Het is nog vroeg in de ochtend als ik wakker word in een boom. Exact op dezelfde plek als ik mezelf in slaap heb gehuild, word ik nu wakker.
'Waar kan ze zijn? We hebben niet veel tijd.' hoor ik gefluister onder me. Voorzichtig zet ik me recht op de tak en laat mezelf met een lichte plof op de grond zakken.
'Als je mij zoekt, hier ben ik.' Zeg ik op een zachte toon en het eerste gezicht die ik zie, is die van Thorin.
'Eindelijk, ik wilde je al bijna achter laten.' nors beent Thorin naar de anderen en verbaasd kijk ik hem na.
'Hij was even bezorgd als ieder ander, alleen laat hij het op een aparte manier blijken.' weet Balin me te vertellen. Ik knik even als teken dat ik het eens ben met het laatste, hij laat het inderdaad op een aparte manier blijken. Snel neem ik de weinige spullen die ik bij heb bij elkaar en zodra de groep vertrekt, volg ik hun.
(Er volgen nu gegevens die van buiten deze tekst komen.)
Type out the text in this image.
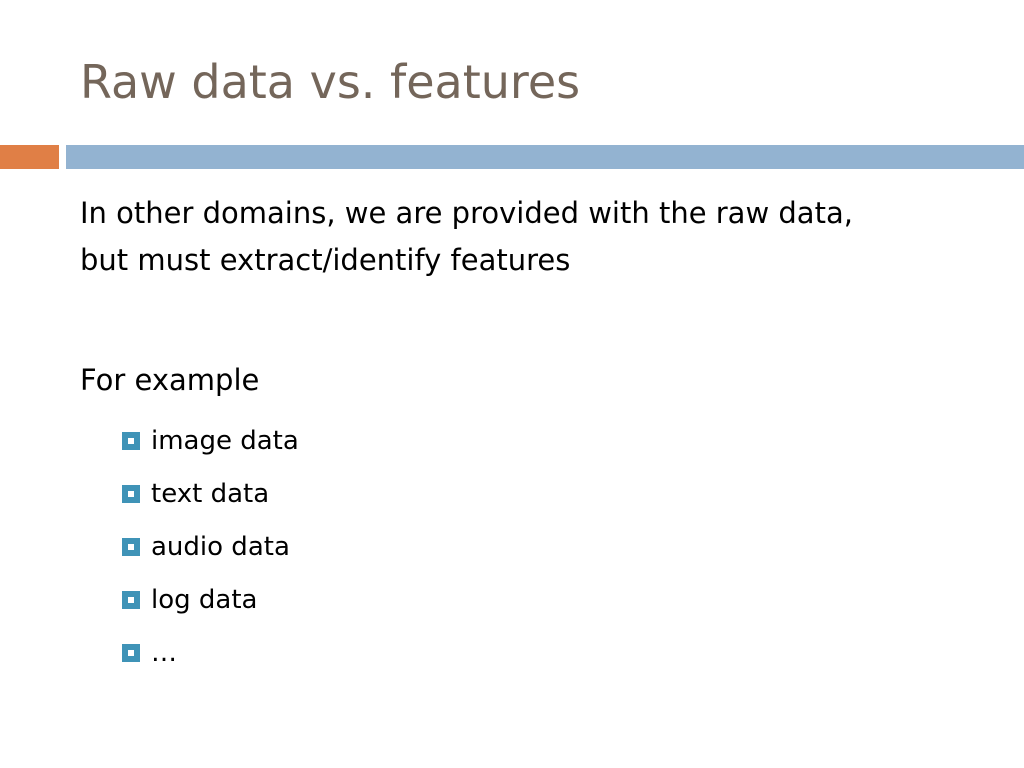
Raw data vs. features

In other domains, we are provided with the raw data,
but must extract/identify features

For example
image data
text data
audio data
log data
…
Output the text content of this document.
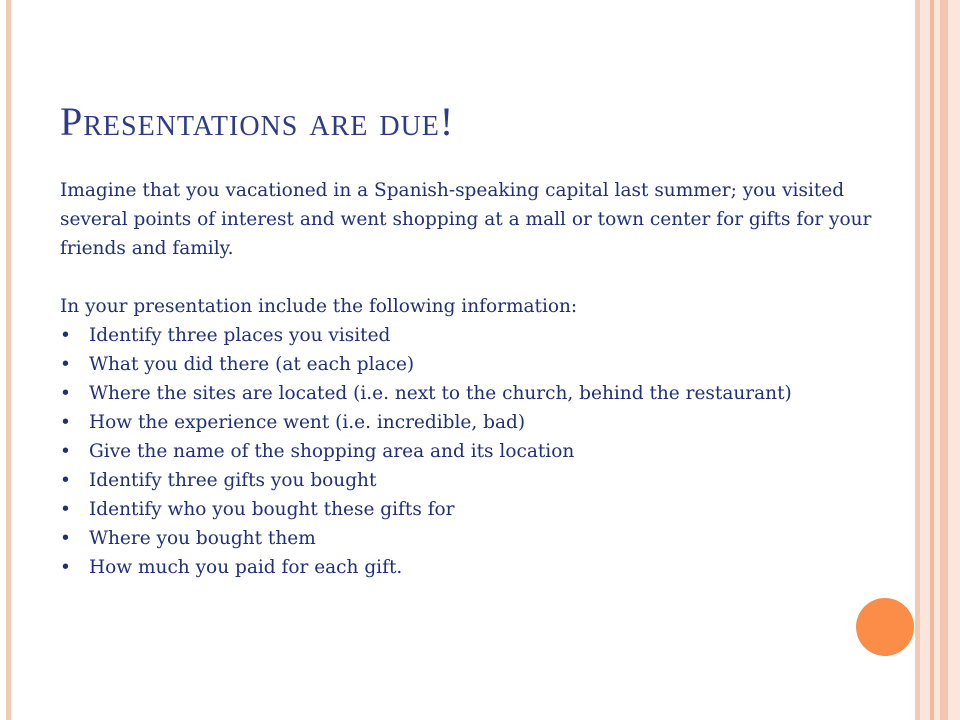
Presentations are due!

Imagine that you vacationed in a Spanish-speaking capital last summer; you visited several points of interest and went shopping at a mall or town center for gifts for your friends and family.

In your presentation include the following information:

• Identify three places you visited
• What you did there (at each place)
• Where the sites are located (i.e. next to the church, behind the restaurant)
• How the experience went (i.e. incredible, bad)
• Give the name of the shopping area and its location
• Identify three gifts you bought
• Identify who you bought these gifts for
• Where you bought them
• How much you paid for each gift.
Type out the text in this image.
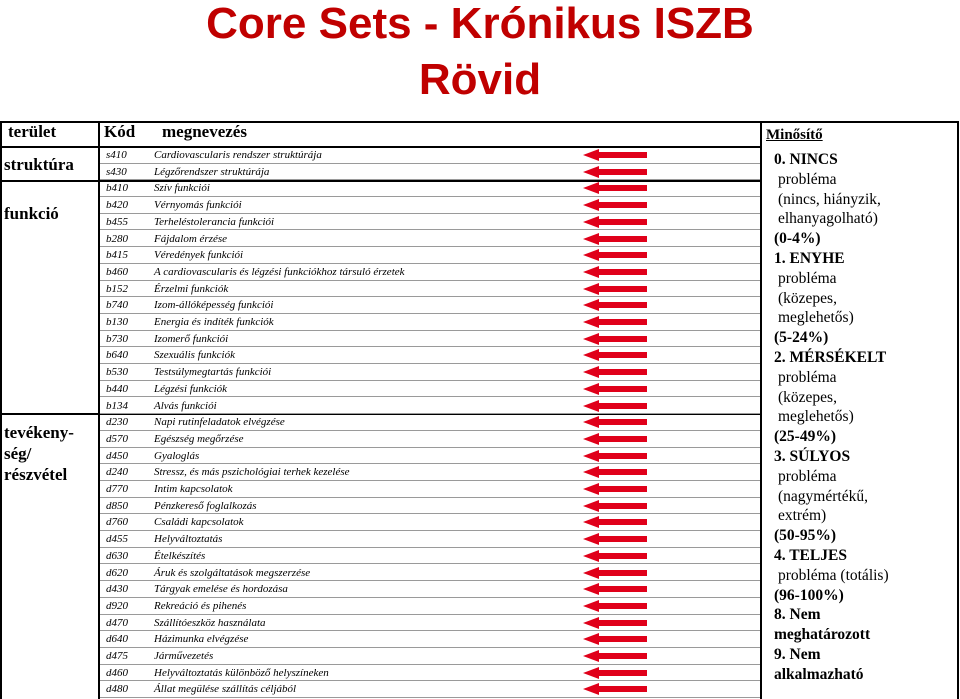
Core Sets - Krónikus ISZB
Rövid
terület	Kód megnevezés	Minősítő
struktúra
funkció
tevékeny-
ség/
részvétel
s410 Cardiovascularis rendszer struktúrája
s430 Légzőrendszer struktúrája
b410 Szív funkciói
b420 Vérnyomás funkciói
b455 Terheléstolerancia funkciói
b280 Fájdalom érzése
b415 Véredények funkciói
b460 A cardiovascularis és légzési funkciókhoz társuló érzetek
b152 Érzelmi funkciók
b740 Izom-állóképesség funkciói
b130 Energia és indíték funkciók
b730 Izomerő funkciói
b640 Szexuális funkciók
b530 Testsúlymegtartás funkciói
b440 Légzési funkciók
b134 Alvás funkciói
d230 Napi rutinfeladatok elvégzése
d570 Egészség megőrzése
d450 Gyaloglás
d240 Stressz, és más pszichológiai terhek kezelése
d770 Intim kapcsolatok
d850 Pénzkereső foglalkozás
d760 Családi kapcsolatok
d455 Helyváltoztatás
d630 Ételkészítés
d620 Áruk és szolgáltatások megszerzése
d430 Tárgyak emelése és hordozása
d920 Rekreáció és pihenés
d470 Szállítóeszköz használata
d640 Házimunka elvégzése
d475 Járművezetés
d460 Helyváltoztatás különböző helyszíneken
d480 Állat megülése szállítás céljából
0. NINCS
probléma
(nincs, hiányzik,
elhanyagolható)
(0-4%)
1. ENYHE
probléma
(közepes,
meglehetős)
(5-24%)
2. MÉRSÉKELT
probléma
(közepes,
meglehetős)
(25-49%)
3. SÚLYOS
probléma
(nagymértékű,
extrém)
(50-95%)
4. TELJES
probléma (totális)
(96-100%)
8. Nem
meghatározott
9. Nem
alkalmazható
We volgen een kleine baan die ons uit het Elfenrijk leiden, richting een nieuw avontuur.
'Opgepast allemaal, we komen zo dadelijk in het wild terecht.' brult Thorin voor de gehele groep. Bilbo die voor me loopt, stopt even en kijkt terug naar Rivendel.
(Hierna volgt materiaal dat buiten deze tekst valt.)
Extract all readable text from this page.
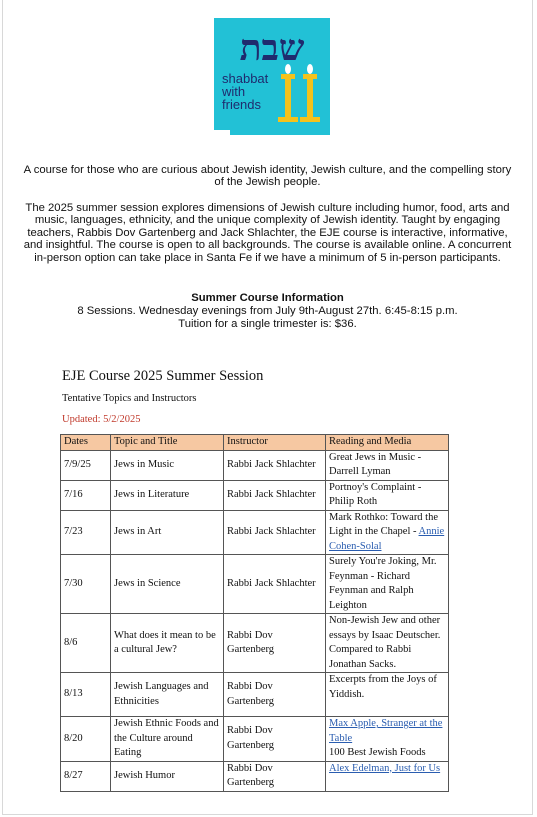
שבת
shabbat
with
friends
A course for those who are curious about Jewish identity, Jewish culture, and the compelling story of the Jewish people.
The 2025 summer session explores dimensions of Jewish culture including humor, food, arts and music, languages, ethnicity, and the unique complexity of Jewish identity. Taught by engaging teachers, Rabbis Dov Gartenberg and Jack Shlachter, the EJE course is interactive, informative, and insightful. The course is open to all backgrounds. The course is available online. A concurrent in-person option can take place in Santa Fe if we have a minimum of 5 in-person participants.
Summer Course Information
8 Sessions. Wednesday evenings from July 9th-August 27th. 6:45-8:15 p.m.
Tuition for a single trimester is: $36.
EJE Course 2025 Summer Session
Tentative Topics and Instructors
Updated: 5/2/2025
Dates	Topic and Title	Instructor	Reading and Media
7/9/25	Jews in Music	Rabbi Jack Shlachter	Great Jews in Music - Darrell Lyman
7/16	Jews in Literature	Rabbi Jack Shlachter	Portnoy's Complaint - Philip Roth
7/23	Jews in Art	Rabbi Jack Shlachter	Mark Rothko: Toward the Light in the Chapel - Annie Cohen-Solal
7/30	Jews in Science	Rabbi Jack Shlachter	Surely You're Joking, Mr. Feynman - Richard Feynman and Ralph Leighton
8/6	What does it mean to be a cultural Jew?	Rabbi Dov Gartenberg	Non-Jewish Jew and other essays by Isaac Deutscher. Compared to Rabbi Jonathan Sacks.
8/13	Jewish Languages and Ethnicities	Rabbi Dov Gartenberg	Excerpts from the Joys of Yiddish.
8/20	Jewish Ethnic Foods and the Culture around Eating	Rabbi Dov Gartenberg	Max Apple, Stranger at the Table
100 Best Jewish Foods
8/27	Jewish Humor	Rabbi Dov Gartenberg	Alex Edelman, Just for Us
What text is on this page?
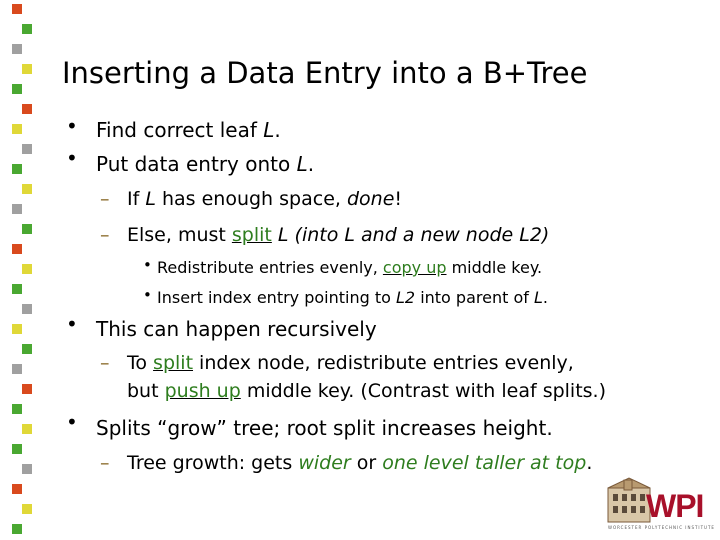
Inserting a Data Entry into a B+Tree
• Find correct leaf L.
• Put data entry onto L.
– If L has enough space, done!
– Else, must split L (into L and a new node L2)
• Redistribute entries evenly, copy up middle key.
• Insert index entry pointing to L2 into parent of L.
• This can happen recursively
– To split index node, redistribute entries evenly,
but push up middle key. (Contrast with leaf splits.)
• Splits “grow” tree; root split increases height.
– Tree growth: gets wider or one level taller at top.
WPI
WORCESTER POLYTECHNIC INSTITUTE
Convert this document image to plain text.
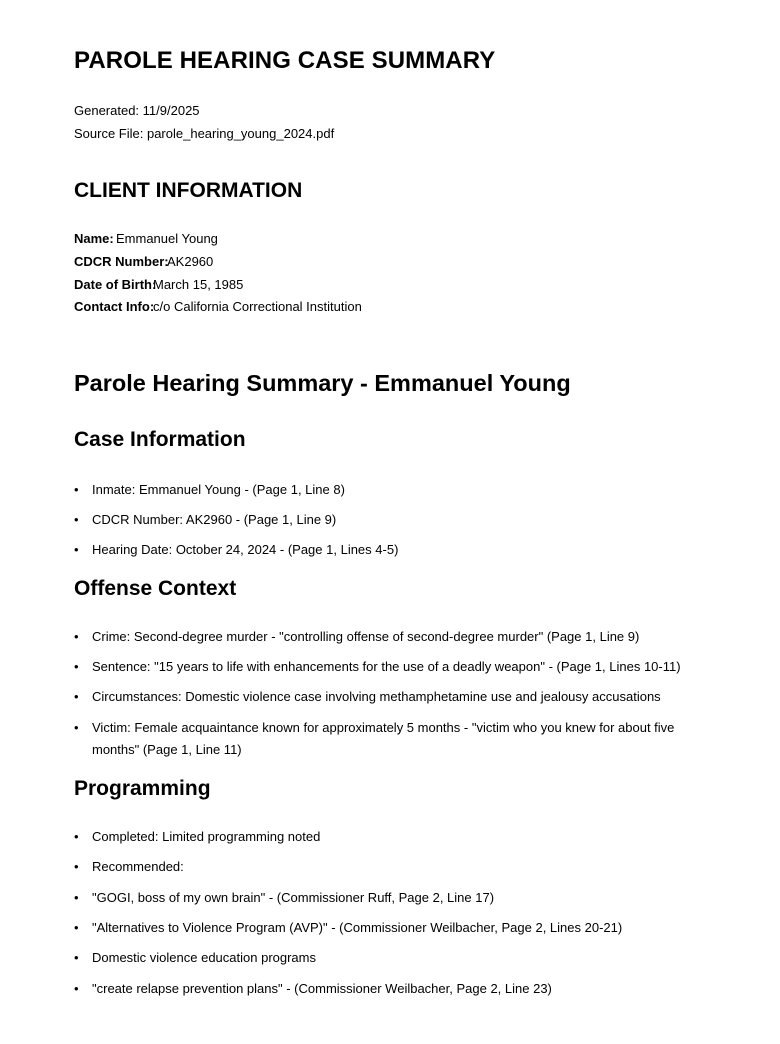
PAROLE HEARING CASE SUMMARY
Generated: 11/9/2025
Source File: parole_hearing_young_2024.pdf
CLIENT INFORMATION
Name: Emmanuel Young
CDCR Number:
AK2960
Date of Birth:
March 15, 1985
Contact Info:
c/o California Correctional Institution
Parole Hearing Summary - Emmanuel Young
Case Information
• Inmate: Emmanuel Young - (Page 1, Line 8)
• CDCR Number: AK2960 - (Page 1, Line 9)
• Hearing Date: October 24, 2024 - (Page 1, Lines 4-5)
Offense Context
• Crime: Second-degree murder - "controlling offense of second-degree murder" (Page 1, Line 9)
• Sentence: "15 years to life with enhancements for the use of a deadly weapon" - (Page 1, Lines 10-11)
• Circumstances: Domestic violence case involving methamphetamine use and jealousy accusations
• Victim: Female acquaintance known for approximately 5 months - "victim who you knew for about five months" (Page 1, Line 11)
Programming
• Completed: Limited programming noted
• Recommended:
• "GOGI, boss of my own brain" - (Commissioner Ruff, Page 2, Line 17)
• "Alternatives to Violence Program (AVP)" - (Commissioner Weilbacher, Page 2, Lines 20-21)
• Domestic violence education programs
• "create relapse prevention plans" - (Commissioner Weilbacher, Page 2, Line 23)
'Ik ga het missen.' zegt hij zacht tegen me. Ik knik, ten teke dat ik het ook erg ga missen.
'Meneer Bilbo, hou de groep niet op.' bromt Thorin, waarna hij verder stapt. Even draai ik met mijn ogen en Bilbo gniffelt even. Samen stappen we wat sneller door om weer aan te kunnen sluiten bij de groep.
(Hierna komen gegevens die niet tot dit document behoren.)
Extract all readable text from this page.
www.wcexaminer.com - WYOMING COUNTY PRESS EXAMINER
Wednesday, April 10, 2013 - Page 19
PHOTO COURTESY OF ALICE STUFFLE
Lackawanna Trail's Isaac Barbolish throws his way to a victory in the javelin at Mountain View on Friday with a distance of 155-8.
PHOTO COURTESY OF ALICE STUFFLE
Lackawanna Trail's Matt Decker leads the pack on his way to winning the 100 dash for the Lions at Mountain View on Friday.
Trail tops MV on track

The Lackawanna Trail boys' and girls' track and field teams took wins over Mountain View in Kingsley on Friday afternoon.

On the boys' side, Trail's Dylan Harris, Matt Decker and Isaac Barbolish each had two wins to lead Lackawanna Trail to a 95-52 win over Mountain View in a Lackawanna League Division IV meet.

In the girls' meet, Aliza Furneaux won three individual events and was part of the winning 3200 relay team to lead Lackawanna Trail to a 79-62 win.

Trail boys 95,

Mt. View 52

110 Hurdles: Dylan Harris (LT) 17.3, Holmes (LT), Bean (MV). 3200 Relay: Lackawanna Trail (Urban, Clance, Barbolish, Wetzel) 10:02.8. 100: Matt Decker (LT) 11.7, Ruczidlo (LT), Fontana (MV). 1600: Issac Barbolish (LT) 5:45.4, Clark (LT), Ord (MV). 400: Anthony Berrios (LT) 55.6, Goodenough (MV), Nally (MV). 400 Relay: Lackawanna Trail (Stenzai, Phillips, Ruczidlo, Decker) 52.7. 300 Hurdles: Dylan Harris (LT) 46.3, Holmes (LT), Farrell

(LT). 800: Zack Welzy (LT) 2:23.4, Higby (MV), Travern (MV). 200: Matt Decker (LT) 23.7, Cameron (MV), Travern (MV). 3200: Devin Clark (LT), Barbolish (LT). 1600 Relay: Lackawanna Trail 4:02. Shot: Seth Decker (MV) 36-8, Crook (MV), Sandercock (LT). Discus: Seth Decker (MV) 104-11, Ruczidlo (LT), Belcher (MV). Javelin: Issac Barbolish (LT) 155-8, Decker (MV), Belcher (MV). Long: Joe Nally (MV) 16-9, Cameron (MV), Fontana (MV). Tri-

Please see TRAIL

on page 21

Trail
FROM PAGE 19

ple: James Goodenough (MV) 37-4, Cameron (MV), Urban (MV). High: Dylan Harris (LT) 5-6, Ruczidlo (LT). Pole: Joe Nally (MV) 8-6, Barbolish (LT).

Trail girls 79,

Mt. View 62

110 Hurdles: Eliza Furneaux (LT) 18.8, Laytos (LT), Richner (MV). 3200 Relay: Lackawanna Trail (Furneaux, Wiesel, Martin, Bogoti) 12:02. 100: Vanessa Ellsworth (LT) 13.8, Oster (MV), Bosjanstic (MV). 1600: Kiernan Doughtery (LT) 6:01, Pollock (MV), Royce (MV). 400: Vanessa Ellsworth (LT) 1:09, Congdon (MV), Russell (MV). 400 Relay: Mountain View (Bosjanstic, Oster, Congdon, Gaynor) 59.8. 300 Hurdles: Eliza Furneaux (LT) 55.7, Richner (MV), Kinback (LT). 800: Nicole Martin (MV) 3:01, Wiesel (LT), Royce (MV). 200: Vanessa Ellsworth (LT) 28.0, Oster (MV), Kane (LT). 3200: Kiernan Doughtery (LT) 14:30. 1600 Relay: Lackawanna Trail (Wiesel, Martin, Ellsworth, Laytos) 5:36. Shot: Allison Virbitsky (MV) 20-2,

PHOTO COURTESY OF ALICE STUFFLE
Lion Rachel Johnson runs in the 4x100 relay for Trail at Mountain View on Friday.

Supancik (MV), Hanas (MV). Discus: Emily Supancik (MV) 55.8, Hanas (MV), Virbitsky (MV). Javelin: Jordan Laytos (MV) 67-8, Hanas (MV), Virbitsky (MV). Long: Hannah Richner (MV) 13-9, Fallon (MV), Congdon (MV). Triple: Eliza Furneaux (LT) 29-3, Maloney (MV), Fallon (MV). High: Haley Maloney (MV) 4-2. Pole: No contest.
Onze tocht die we te voet afleggen is vermoeiend en als het donkerder wordt, volgen we een pad om voorbij de bergen te geraken. Het is inmiddels weer gaan regenen en doordat het pad niet te breed is, moet ik mijn best doen om er niet af te slippen. Ik begeef mij tussen Kili en in Fili, die me steeds in het oog houden dat ik niet zou vallen. Achter me hoor ik Bilbo gillen, die struikelt en bijna over de rand valt. Gelukkig hebben Dwalin en Bofur hem nog net op tijd kunnen helpen.
'We moeten ergens schuilen.' roept Thorin door de regen. Net op dat moment kijkt Dwalin in de verte en wijst voor hem uit.
'Pas op!' roept hij uit en in de lucht komt op een hoge snelheid een steen onze kant uit, die net boven ons op de rots bots. Kleine stukjes steen dwarrelen naar beneden en Fili houdt me beschermend vas terwijl hij ons beiden tegen de rots duwt. Niet veel later zijn we steenreuzen tegen elkaar vechten, terwijl ze stukken van de berg rukken om er elkaar mee te bekogelen. Het stuk van het pad waar ik op sta, begint zich plots in twee te splitsen en Fili trekt me verder naar achteren. De broers worden op die manier van elkaar gescheiden en Kili kijkt ontredderd naar zijn broer.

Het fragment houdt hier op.